|
|
|
|
|
by kettleballroll
1714 days ago
|
|
In a previous life, almost a decade ago, I fought very similar fights with OpenMP and MKL using R. It's painful and you need to pay heed to all these small details pointed out in the docs as in OPs case. However, it's worth noting that OpenBLAS is as fast as MKL, at least if you compile it yourself for your system (i would expect that system provided ones with system detection would be as good, but that wasn't always the case back then). I benched this extensively for all my R usecases and for several systems that i cared about back then. So there is usually no need to use MKL in the first place. |
|
OpenBLAS is incompatible with application threads. Most Linux distributions provide a multi-threaded OpenBLAS that burns in a fire if you use it in multi-threaded applications. Even though OpenBLAS' performance is great, I'd be careful to give a general recommendation for people to rely on OpenBLAS. Like this MKL example, you have to be aware of its threading issues, read the documentation and compile it with the right flags (in a multi-threaded application: single-threaded, but with locking).

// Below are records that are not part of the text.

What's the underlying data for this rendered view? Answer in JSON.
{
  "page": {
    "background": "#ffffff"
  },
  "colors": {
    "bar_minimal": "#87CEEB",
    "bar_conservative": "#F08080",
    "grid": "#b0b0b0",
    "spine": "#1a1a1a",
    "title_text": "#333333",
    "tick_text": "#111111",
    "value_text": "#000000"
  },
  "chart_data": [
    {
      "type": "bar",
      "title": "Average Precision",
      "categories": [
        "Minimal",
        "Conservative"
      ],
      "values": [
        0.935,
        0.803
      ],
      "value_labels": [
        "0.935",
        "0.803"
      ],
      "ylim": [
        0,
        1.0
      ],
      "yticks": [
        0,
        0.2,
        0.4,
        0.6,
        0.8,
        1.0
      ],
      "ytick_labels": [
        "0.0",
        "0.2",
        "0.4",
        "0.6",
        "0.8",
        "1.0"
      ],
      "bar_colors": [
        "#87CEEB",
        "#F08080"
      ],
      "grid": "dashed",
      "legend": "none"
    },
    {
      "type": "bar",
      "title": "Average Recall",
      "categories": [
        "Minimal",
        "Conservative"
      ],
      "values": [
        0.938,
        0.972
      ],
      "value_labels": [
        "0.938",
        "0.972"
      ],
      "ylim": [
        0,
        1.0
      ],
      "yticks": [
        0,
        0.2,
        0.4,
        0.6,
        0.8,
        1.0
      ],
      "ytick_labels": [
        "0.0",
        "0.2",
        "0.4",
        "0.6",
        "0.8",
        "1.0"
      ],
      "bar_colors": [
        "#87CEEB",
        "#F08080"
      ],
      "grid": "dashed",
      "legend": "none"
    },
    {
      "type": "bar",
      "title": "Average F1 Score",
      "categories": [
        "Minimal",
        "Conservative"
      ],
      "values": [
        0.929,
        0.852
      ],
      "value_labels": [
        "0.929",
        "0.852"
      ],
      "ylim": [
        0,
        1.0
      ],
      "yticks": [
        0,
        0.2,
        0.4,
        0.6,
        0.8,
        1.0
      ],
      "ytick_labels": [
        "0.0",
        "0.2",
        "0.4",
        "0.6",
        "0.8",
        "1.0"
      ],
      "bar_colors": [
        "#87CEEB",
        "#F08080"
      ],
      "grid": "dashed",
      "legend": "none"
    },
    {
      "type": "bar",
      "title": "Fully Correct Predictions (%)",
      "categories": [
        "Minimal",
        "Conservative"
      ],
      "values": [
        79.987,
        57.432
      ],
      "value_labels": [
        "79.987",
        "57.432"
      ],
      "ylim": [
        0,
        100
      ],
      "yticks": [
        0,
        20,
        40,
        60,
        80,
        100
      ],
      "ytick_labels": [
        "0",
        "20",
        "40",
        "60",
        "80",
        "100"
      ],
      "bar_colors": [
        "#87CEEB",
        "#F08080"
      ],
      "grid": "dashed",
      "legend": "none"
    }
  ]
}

it's worth noting that OpenBLAS is as fast as MKL
This depends highly on the application. E.g. MKL provides batch GEMM, which is used by libraries like PyTorch. So if you use PyTorch for machine learning, performance is still much better with MKL. Of course, that is if you do not have an AMD CPU. If you have an AMD CPU, you have to override Intel CPU detection if you do not want abysmal performance:
https://danieldk.eu/Posts/2020-08-31-MKL-Zen.html
https://www.agner.org/optimize/blog/read.php?i=49
The BLAS/LAPACK ecosystem is a mess. I wish that Intel would just open source MKL and properly support AMD CPUs.